ALL CO-PAYS are due at the time of your visit. If you are unable to pay your copay at the time of your visit, your appointment will be rescheduled.

THERE WILL BE A $20 FEE for all no shows or appointments not cancelled within 24 hours of your appointment.

DEDUCTIBLES may be collected prior to surgery as indicated by your insurance company.

METHOD OF PAYMENT Cash is best. Checks are accepted, but prepayment for surgeries will delay the surgery until
the check clears the bank. Visa and Mastercard are also accepted, as well as access to a line of credit offered by Care
Credit.

STATEMENTS are sent out on a monthly basis. After 30 days your account is considered delinquent.

DO I NEED A REFERRAL? If you are unsure, contact your insurance carrier. If your company requires a referral and we have not received an authorization prior to your arrival at our office, we will make one attempt to call your primary care physician to obtain it. If we are unable to obtain the referral at that time, your appointment will be rescheduled.

HOSPITAL, X-RAY, LAB, PATHOLOGY, AND ANESTHESIA charges are all billed separately by each facility or provider. We are not responsible for knowing rates or procedures for these bills.

ALL SERVICES WILL BE FILED WITH YOUR INSURANCE PLAN, regardless of whether we are a provider on that plan's provider panel. Please be sure we have complete information so as to avoid delays. Balances not paid or adjusted by the insurance plan will be billed to the responsible party/patient for payment.
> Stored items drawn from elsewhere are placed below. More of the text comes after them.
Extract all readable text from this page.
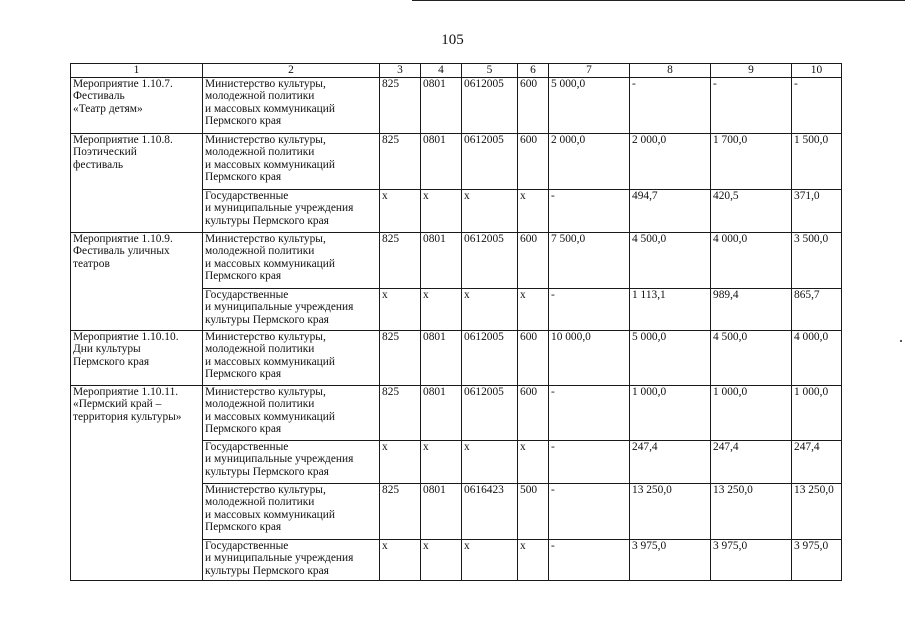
105
1	2	3	4	5	6	7	8	9	10
Мероприятие 1.10.7.
Фестиваль
«Театр детям»	Министерство культуры,
молодежной политики
и массовых коммуникаций
Пермского края	825	0801	0612005	600	5 000,0	-	-	-
Мероприятие 1.10.8.
Поэтический
фестиваль	Министерство культуры,
молодежной политики
и массовых коммуникаций
Пермского края	825	0801	0612005	600	2 000,0	2 000,0	1 700,0	1 500,0
	Государственные
и муниципальные учреждения
культуры Пермского края	x	x	x	x	-	494,7	420,5	371,0
Мероприятие 1.10.9.
Фестиваль уличных
театров	Министерство культуры,
молодежной политики
и массовых коммуникаций
Пермского края	825	0801	0612005	600	7 500,0	4 500,0	4 000,0	3 500,0
	Государственные
и муниципальные учреждения
культуры Пермского края	x	x	x	x	-	1 113,1	989,4	865,7
Мероприятие 1.10.10.
Дни культуры
Пермского края	Министерство культуры,
молодежной политики
и массовых коммуникаций
Пермского края	825	0801	0612005	600	10 000,0	5 000,0	4 500,0	4 000,0
Мероприятие 1.10.11.
«Пермский край –
территория культуры»	Министерство культуры,
молодежной политики
и массовых коммуникаций
Пермского края	825	0801	0612005	600	-	1 000,0	1 000,0	1 000,0
	Государственные
и муниципальные учреждения
культуры Пермского края	x	x	x	x	-	247,4	247,4	247,4
	Министерство культуры,
молодежной политики
и массовых коммуникаций
Пермского края	825	0801	0616423	500	-	13 250,0	13 250,0	13 250,0
	Государственные
и муниципальные учреждения
культуры Пермского края	x	x	x	x	-	3 975,0	3 975,0	3 975,0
HEARING AIDS ARE NOT COVERED BY MANY INSURANCE COMPANIES. Special payment plans can be arranged for the purchase of hearing aids.

IN EVENT OF DEFAULT IN PAYMENT OR IF LEGAL ACTION should become necessary to collect an unpaid balance due for medical services rendered to me or my family, I/we agree to pay attorney fees, collection agency fees and other such costs as the court determines proper.